Access to reliable information, including on changing weather patterns and market conditions, is essential for empowering farmers, especially those in developing countries, according to FAO Director-General José Graziano da Silva. The G7 countries–Canada, France, Germany, Italy, Japan, the United Kingdom and the United States–can play a leading role and help promote more resilient and a more sustainable global agricultural and food systems.
“There is an urgent need to take the data which is available globally and to translate it to the ground level,” Graziano da Silva said in remarks made during a G7 Agriculture Ministers meeting session entitled Empowering Farmers.
Farmers, especially smallholders and family farmers in developing countries, incur much of the impacts of climate change and other shocks including price volatility. This at a time when, for the first time in over a decade, estimates show that hunger is on the increase with 815 million people suffering from chronic undernourishment.
The FAO Director-General noted that building the resilience of farmers to extreme weather events linked to climate change, including droughts and floods, also requires making better data available to more people, especially those living in poor and often remote rural areas.
FAO is working with the World Meteorological Organization to better respond to climate variability and climate change on the basis of better and more readily accessible data. Some 75 countries mainly in Africa, and many Small Island Developing States, do not have the capacity to translate the weather data, including longer-term forecasts, into information for farmers.
Improved access to quality data plays a key role in combating hunger and poverty by providing farmers with vital information, including on access to food and other agricultural products.
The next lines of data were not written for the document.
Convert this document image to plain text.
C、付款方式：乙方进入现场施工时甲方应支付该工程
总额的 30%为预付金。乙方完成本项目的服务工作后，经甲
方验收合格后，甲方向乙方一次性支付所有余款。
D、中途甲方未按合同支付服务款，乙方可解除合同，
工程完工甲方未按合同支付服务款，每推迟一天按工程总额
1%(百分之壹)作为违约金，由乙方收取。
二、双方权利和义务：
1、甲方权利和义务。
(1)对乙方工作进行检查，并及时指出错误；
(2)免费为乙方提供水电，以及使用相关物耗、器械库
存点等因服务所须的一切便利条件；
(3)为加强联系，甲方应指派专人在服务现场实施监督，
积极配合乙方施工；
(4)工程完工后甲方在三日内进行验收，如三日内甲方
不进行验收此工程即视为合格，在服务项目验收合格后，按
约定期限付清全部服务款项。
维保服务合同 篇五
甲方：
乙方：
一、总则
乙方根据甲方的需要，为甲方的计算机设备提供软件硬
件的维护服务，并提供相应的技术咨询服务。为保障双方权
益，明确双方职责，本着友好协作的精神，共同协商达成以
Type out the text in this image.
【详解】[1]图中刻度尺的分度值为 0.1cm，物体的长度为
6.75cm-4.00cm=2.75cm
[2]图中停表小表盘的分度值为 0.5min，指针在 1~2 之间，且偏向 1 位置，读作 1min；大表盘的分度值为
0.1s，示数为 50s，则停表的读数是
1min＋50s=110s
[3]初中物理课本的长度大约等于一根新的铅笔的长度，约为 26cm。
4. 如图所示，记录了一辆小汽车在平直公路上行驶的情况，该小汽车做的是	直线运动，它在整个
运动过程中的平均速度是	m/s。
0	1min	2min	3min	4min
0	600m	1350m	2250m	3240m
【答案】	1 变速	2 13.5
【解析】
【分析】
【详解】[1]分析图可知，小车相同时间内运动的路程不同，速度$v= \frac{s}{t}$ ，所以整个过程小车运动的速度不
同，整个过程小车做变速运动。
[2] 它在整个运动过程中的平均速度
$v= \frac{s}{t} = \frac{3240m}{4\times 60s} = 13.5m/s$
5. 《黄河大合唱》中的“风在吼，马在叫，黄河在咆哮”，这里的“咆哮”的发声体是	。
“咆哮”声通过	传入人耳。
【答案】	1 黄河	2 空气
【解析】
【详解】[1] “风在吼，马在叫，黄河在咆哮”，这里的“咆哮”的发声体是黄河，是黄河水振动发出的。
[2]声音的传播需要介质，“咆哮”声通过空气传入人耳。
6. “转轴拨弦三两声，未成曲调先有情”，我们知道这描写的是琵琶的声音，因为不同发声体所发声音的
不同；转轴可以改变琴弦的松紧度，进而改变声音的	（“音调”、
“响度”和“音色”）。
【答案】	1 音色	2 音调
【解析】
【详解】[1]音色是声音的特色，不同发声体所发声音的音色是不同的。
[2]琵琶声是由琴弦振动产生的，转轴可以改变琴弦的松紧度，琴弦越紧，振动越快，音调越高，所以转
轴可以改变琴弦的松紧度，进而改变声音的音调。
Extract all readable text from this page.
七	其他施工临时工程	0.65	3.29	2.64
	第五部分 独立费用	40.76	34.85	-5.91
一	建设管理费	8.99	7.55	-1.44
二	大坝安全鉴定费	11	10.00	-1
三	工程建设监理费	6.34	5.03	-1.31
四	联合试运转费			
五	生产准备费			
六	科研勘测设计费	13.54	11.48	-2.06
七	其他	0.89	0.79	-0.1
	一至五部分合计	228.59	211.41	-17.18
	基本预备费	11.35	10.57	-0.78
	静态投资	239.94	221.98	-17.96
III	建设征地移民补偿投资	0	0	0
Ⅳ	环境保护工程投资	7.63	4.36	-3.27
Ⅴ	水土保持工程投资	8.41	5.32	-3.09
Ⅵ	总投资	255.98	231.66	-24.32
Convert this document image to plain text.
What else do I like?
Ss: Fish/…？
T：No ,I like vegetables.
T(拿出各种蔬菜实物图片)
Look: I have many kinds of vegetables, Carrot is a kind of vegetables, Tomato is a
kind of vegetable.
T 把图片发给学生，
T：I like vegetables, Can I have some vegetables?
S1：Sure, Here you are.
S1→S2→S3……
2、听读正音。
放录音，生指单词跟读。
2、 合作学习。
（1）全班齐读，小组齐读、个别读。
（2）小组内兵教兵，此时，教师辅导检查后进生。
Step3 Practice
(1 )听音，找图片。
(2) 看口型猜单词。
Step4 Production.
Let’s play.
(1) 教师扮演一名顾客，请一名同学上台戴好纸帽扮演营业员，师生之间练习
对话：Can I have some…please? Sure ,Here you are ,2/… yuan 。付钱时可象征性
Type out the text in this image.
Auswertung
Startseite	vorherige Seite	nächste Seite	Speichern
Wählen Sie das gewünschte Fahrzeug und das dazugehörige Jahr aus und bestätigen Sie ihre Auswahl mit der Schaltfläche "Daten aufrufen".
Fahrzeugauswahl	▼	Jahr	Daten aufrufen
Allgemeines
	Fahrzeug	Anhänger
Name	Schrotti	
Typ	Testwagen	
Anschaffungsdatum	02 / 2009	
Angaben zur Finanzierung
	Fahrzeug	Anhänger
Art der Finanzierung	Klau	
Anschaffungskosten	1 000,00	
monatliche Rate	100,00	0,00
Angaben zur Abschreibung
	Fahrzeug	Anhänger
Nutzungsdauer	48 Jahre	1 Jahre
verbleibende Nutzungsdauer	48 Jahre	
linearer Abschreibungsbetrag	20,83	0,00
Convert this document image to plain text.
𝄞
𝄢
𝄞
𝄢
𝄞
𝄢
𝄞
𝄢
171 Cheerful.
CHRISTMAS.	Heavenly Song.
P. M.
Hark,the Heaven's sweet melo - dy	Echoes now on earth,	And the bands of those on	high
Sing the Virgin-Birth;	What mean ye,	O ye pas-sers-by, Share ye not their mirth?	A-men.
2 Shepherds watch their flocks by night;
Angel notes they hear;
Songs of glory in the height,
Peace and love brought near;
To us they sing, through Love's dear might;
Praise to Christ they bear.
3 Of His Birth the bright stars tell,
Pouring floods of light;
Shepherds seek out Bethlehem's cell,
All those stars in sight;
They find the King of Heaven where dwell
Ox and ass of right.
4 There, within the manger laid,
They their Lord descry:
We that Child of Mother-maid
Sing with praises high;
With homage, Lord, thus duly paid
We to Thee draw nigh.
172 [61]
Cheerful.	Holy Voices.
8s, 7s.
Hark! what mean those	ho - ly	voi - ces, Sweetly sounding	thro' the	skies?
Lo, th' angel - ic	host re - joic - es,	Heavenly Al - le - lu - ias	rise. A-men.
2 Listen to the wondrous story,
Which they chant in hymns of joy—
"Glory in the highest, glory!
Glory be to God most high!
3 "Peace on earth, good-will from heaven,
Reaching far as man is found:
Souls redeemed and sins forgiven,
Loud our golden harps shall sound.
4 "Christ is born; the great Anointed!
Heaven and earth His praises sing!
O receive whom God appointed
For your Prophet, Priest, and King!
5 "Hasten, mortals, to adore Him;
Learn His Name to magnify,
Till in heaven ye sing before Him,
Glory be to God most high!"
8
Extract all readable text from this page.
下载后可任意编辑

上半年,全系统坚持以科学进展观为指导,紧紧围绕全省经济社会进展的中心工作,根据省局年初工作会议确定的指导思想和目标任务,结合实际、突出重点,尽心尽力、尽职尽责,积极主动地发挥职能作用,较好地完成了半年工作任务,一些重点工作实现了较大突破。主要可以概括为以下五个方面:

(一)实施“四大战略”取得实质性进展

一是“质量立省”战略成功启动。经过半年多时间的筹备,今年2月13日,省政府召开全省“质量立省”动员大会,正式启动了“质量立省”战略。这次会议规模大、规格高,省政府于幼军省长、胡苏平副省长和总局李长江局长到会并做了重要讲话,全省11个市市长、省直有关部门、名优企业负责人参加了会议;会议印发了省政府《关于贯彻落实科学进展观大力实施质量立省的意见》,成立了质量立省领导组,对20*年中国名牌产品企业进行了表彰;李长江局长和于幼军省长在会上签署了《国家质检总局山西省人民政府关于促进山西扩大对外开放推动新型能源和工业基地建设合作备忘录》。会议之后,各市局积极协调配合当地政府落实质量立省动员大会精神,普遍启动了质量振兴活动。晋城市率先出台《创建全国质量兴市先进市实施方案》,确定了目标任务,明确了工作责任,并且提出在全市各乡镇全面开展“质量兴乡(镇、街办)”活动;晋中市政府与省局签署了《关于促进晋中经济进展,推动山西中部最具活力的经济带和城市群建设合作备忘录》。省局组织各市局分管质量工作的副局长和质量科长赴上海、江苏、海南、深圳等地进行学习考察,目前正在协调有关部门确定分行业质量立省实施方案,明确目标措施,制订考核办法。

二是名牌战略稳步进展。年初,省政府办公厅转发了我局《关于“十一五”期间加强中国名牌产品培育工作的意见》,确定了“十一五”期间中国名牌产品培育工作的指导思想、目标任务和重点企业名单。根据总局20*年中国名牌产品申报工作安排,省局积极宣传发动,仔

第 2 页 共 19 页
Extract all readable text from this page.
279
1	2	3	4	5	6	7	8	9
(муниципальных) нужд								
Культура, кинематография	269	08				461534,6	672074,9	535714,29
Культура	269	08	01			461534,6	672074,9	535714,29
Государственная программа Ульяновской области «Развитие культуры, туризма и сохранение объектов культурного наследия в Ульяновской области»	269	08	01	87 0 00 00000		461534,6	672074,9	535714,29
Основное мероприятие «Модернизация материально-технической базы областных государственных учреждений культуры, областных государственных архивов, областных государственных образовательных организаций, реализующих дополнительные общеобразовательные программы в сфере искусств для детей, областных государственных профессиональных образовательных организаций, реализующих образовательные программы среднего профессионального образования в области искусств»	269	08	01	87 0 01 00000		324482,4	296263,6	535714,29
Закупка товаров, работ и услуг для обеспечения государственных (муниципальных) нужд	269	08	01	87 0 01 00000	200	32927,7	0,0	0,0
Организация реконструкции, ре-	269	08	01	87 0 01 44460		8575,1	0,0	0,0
Local purchases from family farmers creates markets and helps to improve the quality and supply of food, said the Director-General.
This is also vital for building resilience and strengthening livelihoods by disseminating information on income generation opportunities, in particular to empower poor women. It is something that can be done relatively simply through the use of mobile telephones, working with the private sector in the development of mobile phone apps that provide market information.